I don’t think, just let the fire burn through me. When I am halfway home, however, a voice stops me. It’s a voice I would know anywhere. “Peeta! Wait!”
'Tis seven long years since last I've seen you
And hear your rolling river
'Tis seven long years since last I've seen you
Away, we're bound away
Across the wide Missouri.
The words of the song come back to mock me. I stop, even though I don’t want to. A snarl escapes from the same part of me that won the games. “Katniss. You knew, didn’t you? You knew, and you wouldn’t tell me.”
She looks surprised, but she quickly regains her composure and shakes her head. Her arms up and palms out, as though I were one of the monkeys from the arena, she approaches me as if I were a muttation. “I didn’t, Peeta. I had no idea.”
“Don’t say that! You knew!” The rage is just flowing out of me right now, and I feel as though I am back in the Games. I can feel my heart leaping out of my throat. If Katniss knew what we good for her, she would turn back and run now. Then again, she is a huntress. She might just be brave enough to take on a Victor. Perhaps she thinks she can reason with me, or overpower me if the need arose. I’d like to see her try. I have at least fifty pounds on her tiny frame. “Toy had to have known! She was your friend! He was your—” I can’t bring myself to say the word “lover” right now, so I go for a safer word. “Your friend! You had to have known!”
Katniss closes the distance between us with one step. Her eyes lock with mine again, blue on grey. “I didn’t, Peeta. I swear.” She looks like she wants to add something, but I don’t let her finish.
“Stop lying! You knew! You all knew!” My hand raises itself, and it takes a second for me realize how close I am to hitting her. Immediately, I drop my hand, and, for a second, the rage is washed over by sorrow. But it is back soon enough, and I continue. “You were all just hiding it from me, laughing behind my back. ‘Oh, look at the victor, not so might now. Money can’t buy him happiness. It can’t even buy him a girl. His wife is fucking a coal miner!”

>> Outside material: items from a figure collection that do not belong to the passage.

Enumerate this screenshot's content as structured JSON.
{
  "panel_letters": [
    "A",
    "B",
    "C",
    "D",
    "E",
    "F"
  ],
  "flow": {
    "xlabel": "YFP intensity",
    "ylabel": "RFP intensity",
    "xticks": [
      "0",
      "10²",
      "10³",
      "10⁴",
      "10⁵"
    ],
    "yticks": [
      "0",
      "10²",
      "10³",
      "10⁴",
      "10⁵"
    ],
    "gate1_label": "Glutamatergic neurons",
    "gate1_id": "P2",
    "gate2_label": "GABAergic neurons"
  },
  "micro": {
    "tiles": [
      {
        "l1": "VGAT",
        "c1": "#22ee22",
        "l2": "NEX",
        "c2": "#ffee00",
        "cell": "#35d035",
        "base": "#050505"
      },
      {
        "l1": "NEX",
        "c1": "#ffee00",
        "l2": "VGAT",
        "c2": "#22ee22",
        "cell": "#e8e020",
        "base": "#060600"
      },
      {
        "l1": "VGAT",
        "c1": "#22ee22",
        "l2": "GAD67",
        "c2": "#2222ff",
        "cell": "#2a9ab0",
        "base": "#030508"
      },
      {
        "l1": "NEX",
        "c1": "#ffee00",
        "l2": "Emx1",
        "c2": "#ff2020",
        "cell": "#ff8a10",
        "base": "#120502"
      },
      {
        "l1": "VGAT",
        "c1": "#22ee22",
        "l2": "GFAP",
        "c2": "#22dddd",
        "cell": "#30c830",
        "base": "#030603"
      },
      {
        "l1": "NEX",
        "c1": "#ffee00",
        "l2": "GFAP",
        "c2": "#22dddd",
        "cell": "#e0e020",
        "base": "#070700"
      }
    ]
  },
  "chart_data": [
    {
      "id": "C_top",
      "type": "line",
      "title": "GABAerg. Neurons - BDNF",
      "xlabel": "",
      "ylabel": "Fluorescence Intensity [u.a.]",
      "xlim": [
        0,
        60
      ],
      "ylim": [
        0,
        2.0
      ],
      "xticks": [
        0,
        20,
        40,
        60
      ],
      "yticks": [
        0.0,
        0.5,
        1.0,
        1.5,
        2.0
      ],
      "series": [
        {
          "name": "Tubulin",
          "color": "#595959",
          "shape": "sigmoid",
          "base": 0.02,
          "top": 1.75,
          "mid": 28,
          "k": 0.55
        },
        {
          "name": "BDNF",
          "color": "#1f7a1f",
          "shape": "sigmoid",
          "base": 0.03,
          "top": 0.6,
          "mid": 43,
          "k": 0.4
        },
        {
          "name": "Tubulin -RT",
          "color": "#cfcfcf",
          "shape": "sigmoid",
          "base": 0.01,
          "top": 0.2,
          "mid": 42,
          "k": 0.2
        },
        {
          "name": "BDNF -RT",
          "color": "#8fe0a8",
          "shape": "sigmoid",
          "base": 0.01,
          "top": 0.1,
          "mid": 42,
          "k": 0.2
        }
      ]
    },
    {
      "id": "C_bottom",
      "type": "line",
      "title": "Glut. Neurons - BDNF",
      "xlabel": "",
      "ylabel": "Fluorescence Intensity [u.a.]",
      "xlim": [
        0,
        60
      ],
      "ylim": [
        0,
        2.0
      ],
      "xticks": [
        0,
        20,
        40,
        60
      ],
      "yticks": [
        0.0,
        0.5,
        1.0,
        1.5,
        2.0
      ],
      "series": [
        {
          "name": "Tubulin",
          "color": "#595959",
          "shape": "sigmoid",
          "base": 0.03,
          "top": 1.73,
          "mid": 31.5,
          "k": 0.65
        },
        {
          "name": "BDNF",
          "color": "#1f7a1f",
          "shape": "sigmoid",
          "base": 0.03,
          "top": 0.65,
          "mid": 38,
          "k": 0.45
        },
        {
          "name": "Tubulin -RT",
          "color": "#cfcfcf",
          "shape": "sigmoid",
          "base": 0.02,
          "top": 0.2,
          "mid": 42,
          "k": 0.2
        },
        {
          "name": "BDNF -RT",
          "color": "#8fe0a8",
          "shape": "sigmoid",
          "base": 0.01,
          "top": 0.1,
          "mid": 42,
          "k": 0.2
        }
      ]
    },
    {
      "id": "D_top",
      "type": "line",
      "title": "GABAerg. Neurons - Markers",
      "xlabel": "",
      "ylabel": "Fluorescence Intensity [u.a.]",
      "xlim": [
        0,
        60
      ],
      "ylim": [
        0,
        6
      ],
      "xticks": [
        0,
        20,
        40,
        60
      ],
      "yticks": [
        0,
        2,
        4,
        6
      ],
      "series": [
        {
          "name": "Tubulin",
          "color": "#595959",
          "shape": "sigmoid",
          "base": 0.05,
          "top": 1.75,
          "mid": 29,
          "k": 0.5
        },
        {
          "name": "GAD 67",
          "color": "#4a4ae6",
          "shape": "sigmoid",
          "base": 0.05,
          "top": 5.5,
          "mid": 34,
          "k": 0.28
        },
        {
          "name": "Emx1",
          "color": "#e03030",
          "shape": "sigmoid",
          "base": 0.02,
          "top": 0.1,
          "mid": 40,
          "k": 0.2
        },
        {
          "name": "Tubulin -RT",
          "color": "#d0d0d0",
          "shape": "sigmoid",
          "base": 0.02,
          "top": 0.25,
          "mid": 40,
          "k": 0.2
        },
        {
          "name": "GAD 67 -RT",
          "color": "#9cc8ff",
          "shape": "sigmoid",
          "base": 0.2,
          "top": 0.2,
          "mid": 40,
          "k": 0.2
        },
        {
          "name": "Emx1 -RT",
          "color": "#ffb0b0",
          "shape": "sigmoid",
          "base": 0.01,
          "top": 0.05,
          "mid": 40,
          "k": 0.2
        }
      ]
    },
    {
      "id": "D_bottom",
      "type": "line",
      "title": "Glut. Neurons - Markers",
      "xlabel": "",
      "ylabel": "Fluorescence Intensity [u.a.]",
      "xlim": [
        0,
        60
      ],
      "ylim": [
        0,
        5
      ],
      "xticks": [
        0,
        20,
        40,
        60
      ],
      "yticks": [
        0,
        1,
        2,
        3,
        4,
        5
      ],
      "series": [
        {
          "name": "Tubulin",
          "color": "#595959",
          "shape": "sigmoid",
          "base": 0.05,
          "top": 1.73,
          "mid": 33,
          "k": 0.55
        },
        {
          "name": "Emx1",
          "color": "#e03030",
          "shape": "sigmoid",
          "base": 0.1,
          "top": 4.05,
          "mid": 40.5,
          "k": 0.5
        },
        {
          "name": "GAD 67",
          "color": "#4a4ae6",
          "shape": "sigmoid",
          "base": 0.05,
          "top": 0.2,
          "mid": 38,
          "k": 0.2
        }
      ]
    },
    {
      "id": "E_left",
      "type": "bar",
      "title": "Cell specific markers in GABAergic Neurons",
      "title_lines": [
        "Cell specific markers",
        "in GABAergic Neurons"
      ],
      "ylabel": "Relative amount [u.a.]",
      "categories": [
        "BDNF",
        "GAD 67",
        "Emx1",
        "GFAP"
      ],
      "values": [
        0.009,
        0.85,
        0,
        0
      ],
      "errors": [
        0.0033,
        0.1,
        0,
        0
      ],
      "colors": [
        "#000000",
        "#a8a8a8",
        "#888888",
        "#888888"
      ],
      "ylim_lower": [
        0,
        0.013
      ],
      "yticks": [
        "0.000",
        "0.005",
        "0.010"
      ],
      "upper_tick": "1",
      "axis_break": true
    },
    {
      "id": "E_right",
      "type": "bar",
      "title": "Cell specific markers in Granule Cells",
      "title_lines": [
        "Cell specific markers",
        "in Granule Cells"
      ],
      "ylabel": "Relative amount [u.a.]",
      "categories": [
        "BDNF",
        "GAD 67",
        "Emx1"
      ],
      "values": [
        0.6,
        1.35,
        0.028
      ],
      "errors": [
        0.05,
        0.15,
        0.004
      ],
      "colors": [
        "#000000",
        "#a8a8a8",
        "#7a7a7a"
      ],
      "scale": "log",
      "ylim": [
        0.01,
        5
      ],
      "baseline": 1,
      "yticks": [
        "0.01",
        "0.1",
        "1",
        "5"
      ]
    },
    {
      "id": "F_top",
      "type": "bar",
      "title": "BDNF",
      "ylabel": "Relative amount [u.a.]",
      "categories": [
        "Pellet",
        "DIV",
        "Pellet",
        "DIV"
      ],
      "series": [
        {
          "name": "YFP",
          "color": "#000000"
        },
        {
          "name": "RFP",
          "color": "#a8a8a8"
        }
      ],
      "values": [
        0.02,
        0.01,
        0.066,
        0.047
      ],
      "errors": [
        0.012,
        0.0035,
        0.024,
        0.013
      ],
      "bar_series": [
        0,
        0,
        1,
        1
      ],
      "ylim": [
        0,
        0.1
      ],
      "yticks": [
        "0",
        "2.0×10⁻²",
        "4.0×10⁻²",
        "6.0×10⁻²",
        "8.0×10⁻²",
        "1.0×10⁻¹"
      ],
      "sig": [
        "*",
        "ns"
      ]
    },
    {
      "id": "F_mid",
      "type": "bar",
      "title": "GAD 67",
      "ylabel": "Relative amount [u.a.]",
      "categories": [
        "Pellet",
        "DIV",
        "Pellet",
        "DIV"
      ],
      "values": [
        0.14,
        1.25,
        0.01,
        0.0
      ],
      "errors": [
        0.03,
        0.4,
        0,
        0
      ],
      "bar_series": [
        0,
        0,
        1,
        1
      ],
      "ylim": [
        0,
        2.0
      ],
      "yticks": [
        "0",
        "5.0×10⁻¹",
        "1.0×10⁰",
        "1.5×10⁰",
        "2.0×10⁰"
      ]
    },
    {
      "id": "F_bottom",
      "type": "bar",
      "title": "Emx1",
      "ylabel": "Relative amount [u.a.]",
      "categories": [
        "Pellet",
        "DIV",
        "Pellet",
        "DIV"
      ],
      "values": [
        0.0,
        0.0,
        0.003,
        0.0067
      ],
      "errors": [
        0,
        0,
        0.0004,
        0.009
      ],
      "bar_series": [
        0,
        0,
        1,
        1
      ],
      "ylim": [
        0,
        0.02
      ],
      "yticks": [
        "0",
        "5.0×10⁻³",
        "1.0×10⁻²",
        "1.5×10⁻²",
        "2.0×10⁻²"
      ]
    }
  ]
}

Her eyes widen, and I’m proud of that. I’m tired of being Mr. Nice Guy, as self as that seams. I’m tired of being stepped on by everyone, including my own wife, apparently. Katniss doesn’t respond to what I say. She puts a hand on my arm, but I shrug it off. “If you see Haymitch, tell him that he can handle Posy. I’m done.” At least she has enough tact to know there is nothing you can say to that. I roll my eyes and turn around, resuming my path to the village. But then I stop because it is much easier right now to see Katniss than it will be to see Madge. “And tell her… tell her to send her father to come get her things. I’ll send the paperwork to her parents’ when the Justice Building opens tomorrow.”
I am not going to drag this out because I’m done with explanations. Right now, I can’t stand to see Madge because I know if I do, I will beg her to come back. I will think it will work again. But my mother was right. I should have learned from my parents. There is no such thing as a happy marriage. They’re only the people who are pretending, and those that have given up trying. At least we don’t have children. I’ve always wanted them, but I’m grateful that Madge isn’t pregnant. That would be just one more complication, and there wouldn’t even be a guarantee that the child was mine.
Having nothing left to say, I head home. When I arrive, the Victor’s Village seems emptier than ever.